In 2015, the Interior Ministry stripped the citizenship of Sayed Ahmed Alwadaei, a prominent Bahraini human rights advocate. He was on a list of 72 persons whose citizenship the Interior Ministry revoked. The group included human rights defenders, political activists, and journalists, whom authorities accused of having "defamed the image of the regime, incited against the regime and spread false news to hinder the rules of the constitution," and "defamed brotherly countries," among other allegations. Alwadaei has since 2012 lived in the United Kingdom, where he is seeking asylum.
In 2016, the government revoked the citizenship of Sheikh Isa Qassim, a prominent Shia cleric regarded as the spiritual leader of the now-dissolved main opposition group to the government, Al-Wefaq.

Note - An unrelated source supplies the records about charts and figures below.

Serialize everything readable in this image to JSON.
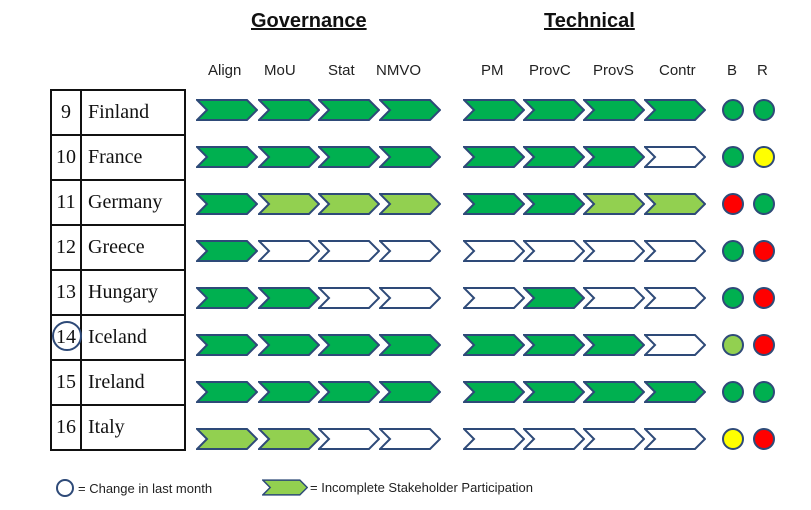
{
  "headings": {
    "governance": "Governance",
    "technical": "Technical"
  },
  "columns": [
    "Align",
    "MoU",
    "Stat",
    "NMVO",
    "PM",
    "ProvC",
    "ProvS",
    "Contr",
    "B",
    "R"
  ],
  "colors": {
    "complete": "#00b050",
    "incomplete": "#92d050",
    "none": "#ffffff",
    "outline": "#2e4a78",
    "red": "#ff0000",
    "yellow": "#ffff00",
    "green": "#00b050",
    "light_green": "#92d050"
  },
  "rows": [
    {
      "num": "9",
      "country": "Finland",
      "changed": false,
      "steps": [
        "complete",
        "complete",
        "complete",
        "complete",
        "complete",
        "complete",
        "complete",
        "complete"
      ],
      "b": "green",
      "r": "green"
    },
    {
      "num": "10",
      "country": "France",
      "changed": false,
      "steps": [
        "complete",
        "complete",
        "complete",
        "complete",
        "complete",
        "complete",
        "complete",
        "none"
      ],
      "b": "green",
      "r": "yellow"
    },
    {
      "num": "11",
      "country": "Germany",
      "changed": false,
      "steps": [
        "complete",
        "incomplete",
        "incomplete",
        "incomplete",
        "complete",
        "complete",
        "incomplete",
        "incomplete"
      ],
      "b": "red",
      "r": "green"
    },
    {
      "num": "12",
      "country": "Greece",
      "changed": false,
      "steps": [
        "complete",
        "none",
        "none",
        "none",
        "none",
        "none",
        "none",
        "none"
      ],
      "b": "green",
      "r": "red"
    },
    {
      "num": "13",
      "country": "Hungary",
      "changed": false,
      "steps": [
        "complete",
        "complete",
        "none",
        "none",
        "none",
        "complete",
        "none",
        "none"
      ],
      "b": "green",
      "r": "red"
    },
    {
      "num": "14",
      "country": "Iceland",
      "changed": true,
      "steps": [
        "complete",
        "complete",
        "complete",
        "complete",
        "complete",
        "complete",
        "complete",
        "none"
      ],
      "b": "light_green",
      "r": "red"
    },
    {
      "num": "15",
      "country": "Ireland",
      "changed": false,
      "steps": [
        "complete",
        "complete",
        "complete",
        "complete",
        "complete",
        "complete",
        "complete",
        "complete"
      ],
      "b": "green",
      "r": "green"
    },
    {
      "num": "16",
      "country": "Italy",
      "changed": false,
      "steps": [
        "incomplete",
        "incomplete",
        "none",
        "none",
        "none",
        "none",
        "none",
        "none"
      ],
      "b": "yellow",
      "r": "red"
    }
  ],
  "legend": {
    "change": "= Change in last month",
    "incomplete": "= Incomplete Stakeholder Participation"
  }
}
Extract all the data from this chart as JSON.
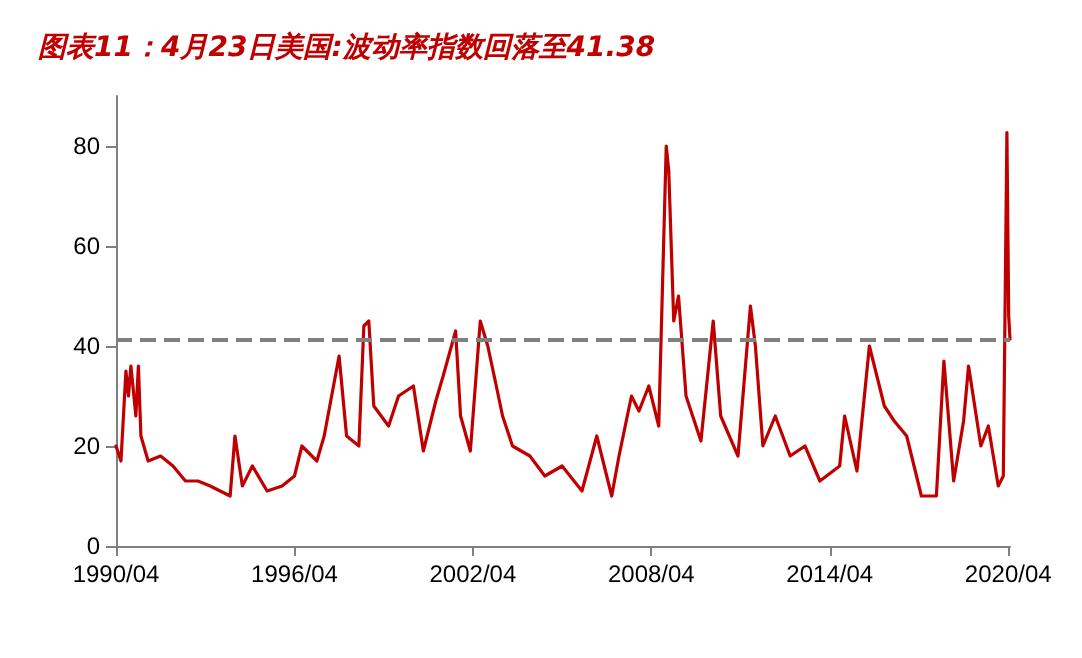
{
  "chart_data": {
    "type": "line",
    "title": "图表11：4月23日美国:波动率指数回落至41.38",
    "series": [
      {
        "color": "#c00000",
        "x": [
          "1990-04",
          "1990-06",
          "1990-08",
          "1990-09",
          "1990-10",
          "1990-12",
          "1991-01",
          "1991-02",
          "1991-05",
          "1991-10",
          "1992-03",
          "1992-08",
          "1993-01",
          "1993-06",
          "1993-10",
          "1994-02",
          "1994-04",
          "1994-07",
          "1994-11",
          "1995-05",
          "1995-11",
          "1996-04",
          "1996-07",
          "1997-01",
          "1997-04",
          "1997-10",
          "1998-01",
          "1998-06",
          "1998-08",
          "1998-10",
          "1998-12",
          "1999-06",
          "1999-10",
          "2000-04",
          "2000-08",
          "2001-01",
          "2001-04",
          "2001-09",
          "2001-11",
          "2002-03",
          "2002-07",
          "2002-10",
          "2003-01",
          "2003-04",
          "2003-08",
          "2004-03",
          "2004-09",
          "2005-04",
          "2005-12",
          "2006-06",
          "2006-12",
          "2007-03",
          "2007-08",
          "2007-11",
          "2008-03",
          "2008-07",
          "2008-10",
          "2008-11",
          "2009-01",
          "2009-03",
          "2009-06",
          "2009-12",
          "2010-05",
          "2010-08",
          "2011-03",
          "2011-08",
          "2011-10",
          "2012-01",
          "2012-06",
          "2012-12",
          "2013-06",
          "2013-12",
          "2014-08",
          "2014-10",
          "2015-03",
          "2015-08",
          "2016-02",
          "2016-06",
          "2016-11",
          "2017-05",
          "2017-11",
          "2018-02",
          "2018-06",
          "2018-10",
          "2018-12",
          "2019-05",
          "2019-08",
          "2019-12",
          "2020-02",
          "2020-03-16",
          "2020-04-07",
          "2020-04-23"
        ],
        "values": [
          20,
          17,
          35,
          30,
          36,
          26,
          36,
          22,
          17,
          18,
          16,
          13,
          13,
          12,
          11,
          10,
          22,
          12,
          16,
          11,
          12,
          14,
          20,
          17,
          22,
          38,
          22,
          20,
          44,
          45,
          28,
          24,
          30,
          32,
          19,
          29,
          34,
          43,
          26,
          19,
          45,
          40,
          33,
          26,
          20,
          18,
          14,
          16,
          11,
          22,
          10,
          18,
          30,
          27,
          32,
          24,
          80,
          75,
          45,
          50,
          30,
          21,
          45,
          26,
          18,
          48,
          40,
          20,
          26,
          18,
          20,
          13,
          16,
          26,
          15,
          40,
          28,
          25,
          22,
          10,
          10,
          37,
          13,
          25,
          36,
          20,
          24,
          12,
          14,
          82.7,
          46,
          41.38
        ]
      }
    ],
    "xlim": [
      "1990-04",
      "2020-04-23"
    ],
    "xticks": [
      {
        "value": "1990-04",
        "label": "1990/04"
      },
      {
        "value": "1996-04",
        "label": "1996/04"
      },
      {
        "value": "2002-04",
        "label": "2002/04"
      },
      {
        "value": "2008-04",
        "label": "2008/04"
      },
      {
        "value": "2014-04",
        "label": "2014/04"
      },
      {
        "value": "2020-04",
        "label": "2020/04"
      }
    ],
    "ylim": [
      0,
      90
    ],
    "yticks": [
      0,
      20,
      40,
      60,
      80
    ],
    "ref_lines": [
      {
        "axis": "y",
        "value": 41.38,
        "color": "#808080",
        "line_style": "dashed"
      }
    ],
    "marker": "none",
    "line_style": "solid"
  }
}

Authorities kept him under house arrest until July 9, then granted him a temporary passport to travel to the UK for urgent medical procedures.
Bahraini authorities have either jailed or exiled the country's preeminent human rights defenders after trials that did not meet basic due process standards. The authorities have also resorted to harassment, intimidation, imprisonment, and prosecution of their family members.
"What Bahraini authorities have done in stripping away hundreds of people's citizenship clearly violates international norms," Goldstein said. "Bahrain should promptly do the right thing and restore citizenship to those victims."